We thank Kathleen Schell, Kristin Elmer, and Janet Lewis for excellent technical assistance with flow cytometry analysis; members of the Farnham lab for helpful discussions; and Rick Maser for critical reading of the manuscript. We also express our gratitude to the laboratories of Mark Biggen, David Allis, and Richard Treisman for sharing cross-linking protocols.

ADDENDUM

While the manuscript was under review, a similar study reporting different results was published by Takahashi et al. (Citation35a). It is possible that the discrepancies between the two studies are due to promoter-specific variations.

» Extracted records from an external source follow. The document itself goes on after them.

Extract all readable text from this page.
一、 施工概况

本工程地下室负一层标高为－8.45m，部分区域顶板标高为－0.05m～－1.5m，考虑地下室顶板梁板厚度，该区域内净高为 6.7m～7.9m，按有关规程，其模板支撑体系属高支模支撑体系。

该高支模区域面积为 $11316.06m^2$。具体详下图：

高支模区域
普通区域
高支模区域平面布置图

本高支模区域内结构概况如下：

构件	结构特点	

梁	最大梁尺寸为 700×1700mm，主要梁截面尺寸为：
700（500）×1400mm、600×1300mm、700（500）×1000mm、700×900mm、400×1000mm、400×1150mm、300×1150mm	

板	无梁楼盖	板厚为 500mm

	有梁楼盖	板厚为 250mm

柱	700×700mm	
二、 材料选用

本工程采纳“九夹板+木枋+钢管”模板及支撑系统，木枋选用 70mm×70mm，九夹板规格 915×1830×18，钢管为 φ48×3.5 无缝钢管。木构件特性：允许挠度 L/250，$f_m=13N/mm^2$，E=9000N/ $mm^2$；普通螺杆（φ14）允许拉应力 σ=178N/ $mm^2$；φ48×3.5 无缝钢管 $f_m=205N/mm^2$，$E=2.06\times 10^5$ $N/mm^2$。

However, the b-myb promoter was analyzed in both studies, and we detected robust binding of only E2F4 to the b-myb promoter in serum-starved and G1-phase cells which disappeared as cells entered S phase. In contrast, Takahashi et al. observed very low levels of E2F binding to the b-myb promoter in G0 and early G1 cells. We would like to emphasize that our cross-linking results are in agreement with previous in vivo footprinting analyses showing occupancy of the E2F site within the b-myb promoter from G0 through G1 phase in serum-synchronized NIH 3T3 cells (Citation44). Strikingly, Takahashi et al. reported no binding of E2F4 to promoters of target genes during S phase, while we observed robust S-phase binding of E2F4 to several target gene promoters. Since different antibodies had been used in the two studies, we performed an additional cross-linking experiment to directly compare the immunoprecipitation efficiencies of the E2F4 antibody which we used for the results presented here (sc-866X; Santa Cruz) and of that used by Takahashi et al. (sc-1082X; Santa Cruz). Our results indicated that both antibodies detected binding of E2F4 to several different promoters in synchronized NIH 3T3 cells but that the sc-1082X antibody generated a noticeably weaker signal on some promoters, and this difference was most pronounced in S-phase cells (data not shown). Finally, the differences in our results and those of Takahashi et al. could be species specific, as we used immortalized murine cells (NIH 3T3) while they used a human glioblastoma cell line (T98G). Recent cross-linking experiments (data not shown) have confirmed binding of E2F proteins, particularly E2F4, to multiple promoters during S phase in aphidicolin-synchronized HeLa and Raji cells, both of which are human tumor cell lines. It remains possible that expression of E2F target genes in T98G cells may be mediated by different E2F proteins than those in other human or murine cell lines.